You could do this as a list. I am creating different data frames based on which midpoint you are subsetting.
mydata<-data.frame(dataelement1 = rep(1:20),dataelement2=letters[1:20]) ## create sample data with 20 rows
idx <- seq(from=3,to=(nrow(mydata)-3),by=3) ##identify midpoint for 20 rows with slide 5
for (i in idx){
start = i-2; stop = i+2
assign(paste0("newdata",i),mydata[start:stop,])
}
This yields the following 5 dataframes named with the midpoint index used.
> newdata3
dataelement1 dataelement2
1 1 a
2 2 b
3 3 c
4 4 d
5 5 e
> newdata6
dataelement1 dataelement2
4 4 d
5 5 e
6 6 f
7 7 g
8 8 h
> newdata9
dataelement1 dataelement2
7 7 g
8 8 h
9 9 i
10 10 j
11 11 k
> newdata12
dataelement1 dataelement2
10 10 j
11 11 k
12 12 l
13 13 m
14 14 n
> newdata15
dataelement1 dataelement2
13 13 m
14 14 n
15 15 o
16 16 p
17 17 q
With List solution:
## Putting results into a single list object instead##
mylist<-list()
j=1
for (i in idx){
start = i-2; stop = i+2
mylist[[j]] <- mydata[start:stop,]
j=j+1
}
## The index is sequentially indexed ##
mylist[[1]]
mylist[[5]]
> mylist[[1]]
dataelement1 dataelement2
1 1 a
2 2 b
3 3 c
4 4 d
5 5 e
> mylist[[5]]
dataelement1 dataelement2
13 13 m
14 14 n
15 15 o
16 16 p
17 17 q
EDIT: As requested.
seq()
creates a sequence. Since your first window is at 3, we tell it to start at 3. Since you want the window to move 3 units each time, we have by = 3
. The end is defined by the number of rows in your data using nrow()'. We subtract 3 from that because we don't want a situation where the row number fails to have 2 more rows in the
mydata`.
I should have used -2
because row 18 would still have 2 rows ahead of it.
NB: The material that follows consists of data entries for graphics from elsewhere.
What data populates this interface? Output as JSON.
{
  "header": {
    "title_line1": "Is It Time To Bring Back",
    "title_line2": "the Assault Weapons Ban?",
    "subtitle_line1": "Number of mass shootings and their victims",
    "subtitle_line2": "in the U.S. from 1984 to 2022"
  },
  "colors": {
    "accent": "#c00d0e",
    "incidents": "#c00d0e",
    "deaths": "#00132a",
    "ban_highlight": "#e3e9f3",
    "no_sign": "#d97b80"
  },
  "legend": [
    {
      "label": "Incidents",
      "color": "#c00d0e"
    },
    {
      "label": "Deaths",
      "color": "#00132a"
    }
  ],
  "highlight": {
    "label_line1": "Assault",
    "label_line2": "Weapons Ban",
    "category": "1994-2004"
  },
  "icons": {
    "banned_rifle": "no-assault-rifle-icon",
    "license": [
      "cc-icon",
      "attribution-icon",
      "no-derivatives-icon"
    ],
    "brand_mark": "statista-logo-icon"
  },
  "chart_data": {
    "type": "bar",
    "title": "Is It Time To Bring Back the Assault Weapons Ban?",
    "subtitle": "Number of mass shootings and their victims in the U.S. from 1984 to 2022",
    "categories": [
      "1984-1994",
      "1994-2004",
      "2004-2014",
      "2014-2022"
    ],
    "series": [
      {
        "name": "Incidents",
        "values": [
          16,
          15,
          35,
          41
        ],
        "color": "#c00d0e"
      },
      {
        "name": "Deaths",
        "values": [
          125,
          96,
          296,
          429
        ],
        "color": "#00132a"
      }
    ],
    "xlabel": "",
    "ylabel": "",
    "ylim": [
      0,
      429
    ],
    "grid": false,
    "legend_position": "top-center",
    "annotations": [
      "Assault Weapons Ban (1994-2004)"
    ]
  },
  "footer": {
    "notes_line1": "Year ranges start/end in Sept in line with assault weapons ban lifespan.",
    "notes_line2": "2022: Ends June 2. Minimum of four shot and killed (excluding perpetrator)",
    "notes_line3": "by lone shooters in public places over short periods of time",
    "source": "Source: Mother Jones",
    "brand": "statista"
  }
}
So this creates a vector idx
which equals c(3,6,9,12,15) that we will use in the loop.
for (i in idx){
start = i-2; stop = i+2
assign(paste0("newdata",i),mydata[start:stop,])
}
for (i in idx) {
This says to loop over every value contained in idx.
start = i-2; stop = i+2
So for the first value of idx=3, we define start=1 and stop=5, you window.
The last line defines a data set with prefix = newdata
and with suffix equal to the value of idx we happen to be looping over. It then subsets your data set based on the values of start and stop defined on the line prior.
So first time through the loop, the last line resolves to: newdata3 <- mydata[1:5,]
which is taking the 5 records of interest (with all columns).
There are various ways of sub-setting in R. This is a good reference.
mydata[1:5,1:2]
would subset not only rows 1 thru 5, but also columns 1 and 2.